David Silver is an assistant professor of media studies and the director of the Resource Center for Cyberculture Studies at the University of San Francisco. He is also the co-director of The September Project.

ImageSanford Ungar
Goucher College

Education Without Boundaries: The Goucher Experiment
Saturday, March 31, 10:30 - 11:30 a.m.

Goucher College, in Baltimore, is implementing its strategic plan with two important initiatives: a requirement that all undergraduates study abroad in order to graduate, and the construction of an Athenaeum at the heart of campus that will include a new state-of-the-art library. Such efforts raise significant challenges for Goucher's (and other colleges') librarians and managers of technology, including: how better to help prepare students for study abroad and to support them while overseas; how to deal effectively with new frontiers in international information literacy; how to support faculty in their efforts to work with students who may be more technologically advanced than they are; and how to balance physical and technological resources in a new library so that they will keep up with developments in research techniques over the next twenty or thirty years. The presentation will allow ample time for questions and comments on these and related issues.

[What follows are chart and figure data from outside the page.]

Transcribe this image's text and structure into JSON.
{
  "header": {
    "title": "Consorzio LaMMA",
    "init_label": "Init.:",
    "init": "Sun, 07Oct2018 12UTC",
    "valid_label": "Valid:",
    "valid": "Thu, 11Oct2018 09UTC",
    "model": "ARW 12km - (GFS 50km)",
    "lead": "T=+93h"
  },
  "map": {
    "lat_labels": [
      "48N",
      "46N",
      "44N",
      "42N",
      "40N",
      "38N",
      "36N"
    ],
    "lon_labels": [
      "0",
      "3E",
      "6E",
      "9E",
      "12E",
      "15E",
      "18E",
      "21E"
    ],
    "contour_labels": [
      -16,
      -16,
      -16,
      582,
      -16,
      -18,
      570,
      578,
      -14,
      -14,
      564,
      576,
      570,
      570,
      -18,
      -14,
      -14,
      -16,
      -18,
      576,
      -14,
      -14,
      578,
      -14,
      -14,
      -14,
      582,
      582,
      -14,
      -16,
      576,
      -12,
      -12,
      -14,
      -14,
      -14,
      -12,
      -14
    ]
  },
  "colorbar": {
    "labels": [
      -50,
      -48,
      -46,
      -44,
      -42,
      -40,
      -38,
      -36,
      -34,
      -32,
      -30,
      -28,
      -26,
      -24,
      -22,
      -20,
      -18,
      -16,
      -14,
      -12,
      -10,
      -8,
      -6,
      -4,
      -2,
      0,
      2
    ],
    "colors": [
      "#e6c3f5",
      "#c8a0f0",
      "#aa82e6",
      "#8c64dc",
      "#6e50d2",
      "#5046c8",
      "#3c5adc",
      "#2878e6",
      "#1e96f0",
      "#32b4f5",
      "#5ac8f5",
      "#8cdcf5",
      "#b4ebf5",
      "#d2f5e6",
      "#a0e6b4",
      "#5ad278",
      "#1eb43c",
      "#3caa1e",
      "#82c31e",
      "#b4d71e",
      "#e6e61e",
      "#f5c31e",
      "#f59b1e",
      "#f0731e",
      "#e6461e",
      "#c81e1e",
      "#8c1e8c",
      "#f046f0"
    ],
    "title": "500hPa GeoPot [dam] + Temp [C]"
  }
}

Sanford J. Ungar joined Goucher College as its tenth president in July 2001.  A respected international journalist and educator, he previously served as the director of Voice of America and as dean of the School of Communication at American University.   His extensive experience at news organizations worldwide includes editorial positions at Foreign Policy, The Washington Post, and The Atlantic, and he was an award-winning National Public Radio host.